Anyway, the first thing I did was toss the panels in the wash (to pre-shrink them so that when I hemmed them they wouldn’t later get washed and be too short if there was any shrinkage). Then I grabbed some ring-clips from Target (the same ones I used to hang the original 8 panels)…
When my sherr-ish panels came out of the dryer I cut the tab tops off (since I could just clip them along the top with my ring-clips to hang them). Oh the tab tops might be a clue if you’re looking for which curtains they are (if they have a rod pocket, like the Vivan panels, it’s not them).
Then I hung them all up using the additional ring clips on the same curtain rod with the patterned panels. To make both curtain panels flow into each other I actually overlapped them a smidge with the ring clips.

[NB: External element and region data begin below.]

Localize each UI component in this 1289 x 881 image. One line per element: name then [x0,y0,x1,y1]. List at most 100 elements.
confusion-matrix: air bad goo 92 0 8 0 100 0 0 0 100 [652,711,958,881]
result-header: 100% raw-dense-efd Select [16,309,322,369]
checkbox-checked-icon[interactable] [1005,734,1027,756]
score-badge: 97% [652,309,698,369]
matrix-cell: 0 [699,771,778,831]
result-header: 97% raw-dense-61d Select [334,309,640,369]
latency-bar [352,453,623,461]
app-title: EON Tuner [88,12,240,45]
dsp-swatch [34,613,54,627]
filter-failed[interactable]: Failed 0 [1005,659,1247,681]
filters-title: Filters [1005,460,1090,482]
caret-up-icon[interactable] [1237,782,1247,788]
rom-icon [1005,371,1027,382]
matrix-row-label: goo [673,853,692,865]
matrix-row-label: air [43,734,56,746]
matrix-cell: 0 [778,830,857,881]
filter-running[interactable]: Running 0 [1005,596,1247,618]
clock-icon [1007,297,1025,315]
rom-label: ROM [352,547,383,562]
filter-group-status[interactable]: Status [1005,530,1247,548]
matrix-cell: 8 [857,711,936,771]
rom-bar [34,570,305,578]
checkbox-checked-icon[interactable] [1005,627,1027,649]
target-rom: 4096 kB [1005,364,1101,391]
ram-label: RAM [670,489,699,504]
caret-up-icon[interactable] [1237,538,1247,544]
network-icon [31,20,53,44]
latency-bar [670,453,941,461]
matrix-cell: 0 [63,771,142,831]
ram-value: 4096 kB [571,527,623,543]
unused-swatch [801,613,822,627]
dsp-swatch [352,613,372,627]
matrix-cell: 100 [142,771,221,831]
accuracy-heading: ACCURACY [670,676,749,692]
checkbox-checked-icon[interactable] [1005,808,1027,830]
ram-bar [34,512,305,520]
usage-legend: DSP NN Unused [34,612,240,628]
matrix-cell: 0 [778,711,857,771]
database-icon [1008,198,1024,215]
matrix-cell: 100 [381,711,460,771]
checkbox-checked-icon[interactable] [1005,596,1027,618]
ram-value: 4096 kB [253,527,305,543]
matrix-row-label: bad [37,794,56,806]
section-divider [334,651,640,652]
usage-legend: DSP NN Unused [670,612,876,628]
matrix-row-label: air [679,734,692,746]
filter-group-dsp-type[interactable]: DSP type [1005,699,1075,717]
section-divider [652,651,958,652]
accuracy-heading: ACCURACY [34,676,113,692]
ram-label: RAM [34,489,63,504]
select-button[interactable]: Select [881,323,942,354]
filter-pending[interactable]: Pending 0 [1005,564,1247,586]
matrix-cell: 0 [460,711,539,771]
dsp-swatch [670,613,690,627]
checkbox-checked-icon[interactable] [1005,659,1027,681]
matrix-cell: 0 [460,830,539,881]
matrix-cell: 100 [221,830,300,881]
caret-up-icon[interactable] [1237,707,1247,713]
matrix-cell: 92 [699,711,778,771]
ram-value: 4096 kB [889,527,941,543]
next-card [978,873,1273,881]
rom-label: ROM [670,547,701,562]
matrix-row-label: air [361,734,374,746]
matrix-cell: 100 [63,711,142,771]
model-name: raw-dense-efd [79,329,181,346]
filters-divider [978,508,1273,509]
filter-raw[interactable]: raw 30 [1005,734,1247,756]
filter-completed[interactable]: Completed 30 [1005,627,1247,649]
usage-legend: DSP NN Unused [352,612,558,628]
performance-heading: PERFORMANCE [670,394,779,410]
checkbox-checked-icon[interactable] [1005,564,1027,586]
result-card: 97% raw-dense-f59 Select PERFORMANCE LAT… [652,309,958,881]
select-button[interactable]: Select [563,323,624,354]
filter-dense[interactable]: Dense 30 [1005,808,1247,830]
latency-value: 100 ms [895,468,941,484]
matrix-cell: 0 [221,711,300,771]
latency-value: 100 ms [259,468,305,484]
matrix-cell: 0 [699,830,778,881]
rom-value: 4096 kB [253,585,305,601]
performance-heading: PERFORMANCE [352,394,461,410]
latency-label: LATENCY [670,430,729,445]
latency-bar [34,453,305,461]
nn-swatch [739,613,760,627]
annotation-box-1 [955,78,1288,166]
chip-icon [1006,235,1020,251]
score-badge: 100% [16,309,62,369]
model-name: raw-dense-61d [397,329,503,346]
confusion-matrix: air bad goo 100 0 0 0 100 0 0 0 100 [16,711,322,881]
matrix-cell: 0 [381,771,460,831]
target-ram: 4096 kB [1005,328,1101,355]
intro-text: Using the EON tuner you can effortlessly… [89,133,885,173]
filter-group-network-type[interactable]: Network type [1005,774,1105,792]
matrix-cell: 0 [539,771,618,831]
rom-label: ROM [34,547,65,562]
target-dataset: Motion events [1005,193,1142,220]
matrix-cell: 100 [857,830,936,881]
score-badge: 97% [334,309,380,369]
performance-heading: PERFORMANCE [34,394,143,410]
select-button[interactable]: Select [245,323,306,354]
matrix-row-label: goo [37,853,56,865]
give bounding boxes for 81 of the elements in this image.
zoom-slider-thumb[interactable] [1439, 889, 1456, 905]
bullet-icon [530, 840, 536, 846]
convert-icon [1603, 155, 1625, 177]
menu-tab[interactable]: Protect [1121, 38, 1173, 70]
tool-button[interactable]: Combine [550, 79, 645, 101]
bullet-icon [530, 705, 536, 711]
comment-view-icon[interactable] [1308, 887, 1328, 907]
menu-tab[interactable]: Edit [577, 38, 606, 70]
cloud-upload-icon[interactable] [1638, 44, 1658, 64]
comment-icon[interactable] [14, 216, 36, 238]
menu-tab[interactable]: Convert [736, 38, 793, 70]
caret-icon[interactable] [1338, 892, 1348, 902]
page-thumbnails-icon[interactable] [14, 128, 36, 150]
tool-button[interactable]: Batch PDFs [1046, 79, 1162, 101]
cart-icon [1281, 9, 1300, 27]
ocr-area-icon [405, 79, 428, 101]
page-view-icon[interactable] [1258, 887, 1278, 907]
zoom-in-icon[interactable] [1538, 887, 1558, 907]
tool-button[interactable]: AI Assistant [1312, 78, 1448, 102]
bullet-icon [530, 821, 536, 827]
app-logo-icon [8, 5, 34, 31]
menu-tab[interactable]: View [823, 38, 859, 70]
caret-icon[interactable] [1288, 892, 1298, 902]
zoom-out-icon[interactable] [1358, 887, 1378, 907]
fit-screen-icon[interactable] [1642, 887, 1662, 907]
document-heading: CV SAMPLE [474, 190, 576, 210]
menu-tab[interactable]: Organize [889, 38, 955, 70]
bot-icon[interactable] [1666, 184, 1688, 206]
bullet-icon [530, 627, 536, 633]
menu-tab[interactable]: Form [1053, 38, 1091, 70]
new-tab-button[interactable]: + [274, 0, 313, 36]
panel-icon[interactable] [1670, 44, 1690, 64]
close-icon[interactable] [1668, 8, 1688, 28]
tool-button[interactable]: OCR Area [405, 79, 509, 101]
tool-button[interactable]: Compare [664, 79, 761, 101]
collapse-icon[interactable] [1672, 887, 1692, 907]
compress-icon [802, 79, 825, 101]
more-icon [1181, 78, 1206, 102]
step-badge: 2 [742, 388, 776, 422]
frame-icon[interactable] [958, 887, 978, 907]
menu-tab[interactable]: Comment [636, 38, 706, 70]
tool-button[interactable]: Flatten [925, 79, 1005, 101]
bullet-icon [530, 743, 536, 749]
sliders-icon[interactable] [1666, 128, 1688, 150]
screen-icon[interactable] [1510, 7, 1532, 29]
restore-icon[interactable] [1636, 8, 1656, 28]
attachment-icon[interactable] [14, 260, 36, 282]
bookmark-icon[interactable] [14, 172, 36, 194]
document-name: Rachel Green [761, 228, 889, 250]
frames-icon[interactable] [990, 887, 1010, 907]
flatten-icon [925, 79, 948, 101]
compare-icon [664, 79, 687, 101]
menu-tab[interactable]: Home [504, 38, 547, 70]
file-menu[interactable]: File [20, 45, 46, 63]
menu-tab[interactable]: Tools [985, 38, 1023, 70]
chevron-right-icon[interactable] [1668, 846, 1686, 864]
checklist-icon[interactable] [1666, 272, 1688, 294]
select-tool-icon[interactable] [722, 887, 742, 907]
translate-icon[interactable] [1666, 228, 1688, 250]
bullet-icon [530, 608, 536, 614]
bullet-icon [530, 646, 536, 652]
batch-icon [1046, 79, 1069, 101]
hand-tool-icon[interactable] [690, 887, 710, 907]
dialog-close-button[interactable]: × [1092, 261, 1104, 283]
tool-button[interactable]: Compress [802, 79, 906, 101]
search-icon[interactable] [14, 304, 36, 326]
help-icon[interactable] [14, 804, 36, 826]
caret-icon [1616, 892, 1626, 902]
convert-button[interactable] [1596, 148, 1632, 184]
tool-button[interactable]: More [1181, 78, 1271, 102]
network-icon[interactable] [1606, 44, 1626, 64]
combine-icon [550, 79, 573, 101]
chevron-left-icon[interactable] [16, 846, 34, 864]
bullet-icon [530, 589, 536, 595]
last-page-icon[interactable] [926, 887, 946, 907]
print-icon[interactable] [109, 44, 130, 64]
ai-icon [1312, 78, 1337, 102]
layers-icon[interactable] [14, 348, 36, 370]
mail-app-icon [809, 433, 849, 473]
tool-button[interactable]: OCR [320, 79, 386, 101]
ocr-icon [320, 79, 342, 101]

Basically the two left-most clips on the patterned panel below also have the white sheers clipped behind them. That way there’s no gap between the curtains and they all move as one unit (ex: if I pull the sheer out both curtain panels extend). Not that we move our curtains. Haha. They’re really more for softness and height. Especially in a giant room like this one – adding anything soft and breezy makes it feel less like a gymnasium and more like a real room.
So I got past the tab-cutting/washing/hanging steps and then I stalled. I had been meaning to hem them and share them for a while but other projects and book stuff popped up so I left these guys unhemmed and a few of you even noticed them in posts like this one, to which I replied “ack, still have to finish that project and then I promise I’ll blog all about it!” Haha, which brings us to this post.
Yup, I finally hemmed them all using heavy-duty iron-on hem tape (Heat N Bond from Michael’s) which I did while they were still hanging right on the rod (see more about that method in this post). I just used a scissors to cut off the excess (there was actually about a foot of it on each one) while leaving an extra inch to accommodate the hem (so once it was hemmed up they’d just graze the floor).
Don’t mind the dust bunnies. Let’s zoom out, shall we?
It’s hard to really see the curtains when ya pan way out thanks to all the light coming in, but here ya go. We can’t wait to tackle a big media cabinet build, by the way. Probably after we conquer the kitchen…
Oh and for anyone wondering where the last two curtain panels hang (since it’s easy to see the other 6 in the pics above), we have this slider right off the living room so that’s where those live:
Aw and look at Clara’s little homemade coloring desk. It’s been getting tons of action (she’s either cooking in her kitchen or going nuts with stickers and crayons at her table). Ah to be 20 months old and living it up with tiny furnishings and fake fruit.
But back to the curtains. I really like the breezy layered look and there’s something about a double dose of ring-hooks on each side of those curtain rods that feels kind of posh. At least to a weirdo like me. So that’s my pretty quick (except I took forever to hem them) curtain upgrade. What have you guys been clipping up/sewing/hem-taping these days?